Figure 6.. Cryo−EM structures of GluN1a−2A NMDARs in complex with IgG−003−102 show distinct conformation.

a, Cryo−EM density and a model of GluN1a−2A NMDAR in complex with IgG−003−102 in the ‘intact’ conformation. The binding pattern and conformation are similar to the Fab−003−102 complexed GluN1a−2A NMDAR (RMSD = 0.686 Å over 2,777 Cɑ positions). b, Cryo−EM density and a model of GluN1a−2A NMDAR in complex with IgG−003−102 in the ‘splayed’ conformation. The most flexible region lies in the ATD layer, where the cryo−EM density of one of the two GluN1a−2A ATD dimer pairs is disordered, indicating conformational flexibility. Here, the GluN1 and GluN2A ATD models are rigid−body fit into the weak density to estimate the extent of conformational change. The difference in the subunit orientation, represented by the distance between Cɑs of GluN1a−Lys178 and GluN2A−Ser185, changed robustly in the flexible portion of the ATD layer whereas little or no change in the rigid region compared to the Fab−003−102 complexed GluN1a−2A NMDAR. c, Representative raw images (top) and 2D class average (bottom) of NMDAR and IgG at 1:2 and 2:2 (NMDAR:IgG) stoichiometries. Note that the particles from the ‘splayed’ 3D class have 2:2 stoichiometry, as confirmed by 2D classification.
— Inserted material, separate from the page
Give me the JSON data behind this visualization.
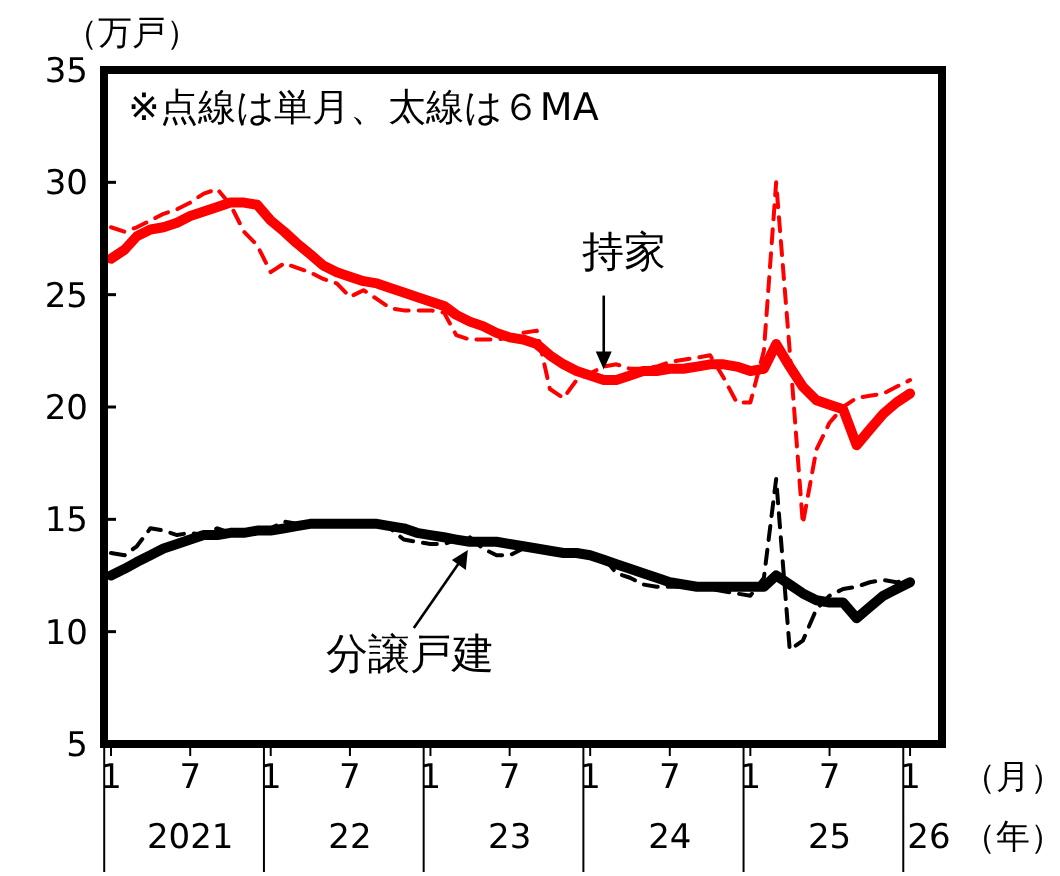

Figure 7.. Various patterns of binding and functional effects are mediated by different anti−NMDAR autoimmune IgGs.

IgG−007−168, IgG−008−218, and IgG−003−102 bind to unique epitopes in the GluN1−ATD at different stoichiometries. While Fab fragment binding remains functionally inert and does not trigger changes in receptor localization, the IgG counterparts produce divergent effects. Specifically, IgG−003−102 inhibits synaptic activity and promotes the reduction of synaptic NMDAR. In contrast, IgG−007−168 and IgG−008−218 inhibit synaptic activity without changing synaptic NMDAR levels, indicating the critical influence of binding site and stoichiometry in shaping regulatory profiles of anti−NMDAR autoimmune IgGs.